Georgetown Journal of Legal Ethics, The, Spring 2003 by Neumann, Richard K Jr
In Sierra Club v. Simkins Industries, Inc.,199 the trial judge had been a member of the Sierra Club from 1969 until 1971, when he was appointed to the bench.200 The lawsuit was begun in 1984.201 The Fourth Circuit found no appearance of impropriety because the judge's membership in the Sierra Club had been short and had ended long before the lawsuit began.202
In In re Mason,203 the trial judge, before being appointed to the bench, had made campaign contributions of $100 each to two defendants, who were elected officiais being sued only in their official capacities. The contributions were not in the distant past. One was in 1983 and the other in 1986. The judge was appointed in 1987, and the recusal issue arose in 1990. Citing Home Placement, In re United States, and Sierra Club, the Seventh Circuit held that "[c]ourts that have considered whether prejudicial political activity is also prejudicial regularly conclude that it is not. . . . In large measure, this is so out of necessity. . . . There are not enough political eunuchs on the federal bench to resolve all cases with political implications . . . ." That was written before Tucker, which is the closest of these cases to Justice Thomas' facts.
In the Senate, Justice Thomas was confirmed by the smallest margin in history-forty-eight senators against him and only fifty-two in favor.204 Al Gore, then a senator from Tennessee, voted nay.205 Justice Thomas displayed considerable bitterness at the time, describing his confirmation hearings as "a high-tech lynching."206 Little since then suggests that he has lost that bitterness entirely.207 Did it create an appearance of partiality against Gore-for Gore's opposition to Justice Thomas' confirmation-that would have required Justice Thomas to recuse himself under [sec] 455(a)? Two lines of cases might be relevant to this question.
In one line of cases, a lawyer for one of the parties had earlier either testified against a judge or defended the judge in a proceeding that had some characteristics of a disciplinary hearing. Because of the life tenure of Article III judges, these cases are exceedingly few in federal courts. But they all stand for the proposition that the judge in such a situation is disqualified.208 Gore, however, did not testify against Thomas. He was not a member of the Senate Judiciary Committee, did not participate in the confirmation hearings in any capacity, and did not take a leading role in opposing Thomas' nomination. He only voted against him on the Senate floor.

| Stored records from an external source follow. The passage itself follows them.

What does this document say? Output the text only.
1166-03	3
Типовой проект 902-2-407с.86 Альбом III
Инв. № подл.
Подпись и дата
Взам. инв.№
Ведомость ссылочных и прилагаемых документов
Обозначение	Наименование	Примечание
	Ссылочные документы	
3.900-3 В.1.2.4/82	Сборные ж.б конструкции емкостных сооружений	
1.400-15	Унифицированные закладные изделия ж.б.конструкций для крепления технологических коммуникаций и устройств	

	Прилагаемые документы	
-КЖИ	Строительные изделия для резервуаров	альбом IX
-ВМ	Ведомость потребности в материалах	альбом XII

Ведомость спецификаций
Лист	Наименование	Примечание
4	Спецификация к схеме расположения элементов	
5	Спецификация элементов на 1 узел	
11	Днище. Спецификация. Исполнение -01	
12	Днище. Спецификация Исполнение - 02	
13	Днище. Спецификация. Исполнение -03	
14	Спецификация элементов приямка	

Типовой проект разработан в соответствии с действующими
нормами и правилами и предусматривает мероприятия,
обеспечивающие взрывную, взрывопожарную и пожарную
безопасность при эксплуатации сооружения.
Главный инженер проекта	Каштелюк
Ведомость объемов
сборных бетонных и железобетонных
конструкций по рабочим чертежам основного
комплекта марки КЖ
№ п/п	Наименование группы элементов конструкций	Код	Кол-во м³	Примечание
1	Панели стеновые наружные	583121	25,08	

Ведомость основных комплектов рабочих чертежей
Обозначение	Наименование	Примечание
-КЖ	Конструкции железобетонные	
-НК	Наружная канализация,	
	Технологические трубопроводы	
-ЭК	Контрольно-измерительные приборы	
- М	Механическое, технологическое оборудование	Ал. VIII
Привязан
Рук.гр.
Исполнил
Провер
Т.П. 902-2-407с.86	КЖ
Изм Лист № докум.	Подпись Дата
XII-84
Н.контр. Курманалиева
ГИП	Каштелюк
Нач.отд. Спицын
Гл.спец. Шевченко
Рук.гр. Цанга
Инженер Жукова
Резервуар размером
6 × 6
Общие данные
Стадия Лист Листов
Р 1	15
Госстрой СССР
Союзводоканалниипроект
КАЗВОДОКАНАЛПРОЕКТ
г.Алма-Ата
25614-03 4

In the other line of cases, a lawyer for one of the parties either supported or opposed the judge in a prior election. Because federal judges are appointed and not elected, these are state cases, under a state version of the ABA Code. Unless the judge has done something to show bias, the lawyer's support or opposition is not considered disqualifying. "Where a lawyer voices his opposition to the election of a judge, it is assumed that the judge will not thereafter harbor prejudice against the lawyer."209 Although the rule might seem naive, any other rule would disqualify judges in large numbers of cases because of the frequency with which lawyers contribute to the campaigns of those running for judicial office. What might a judge do to show bias and overcome the presumption? One judge subjected a lawyer who opposed her to a "tirade."210 There have been no reports that Justice Thomas did anything concerning Al Gore that could overcome the presumption of a lack of bias.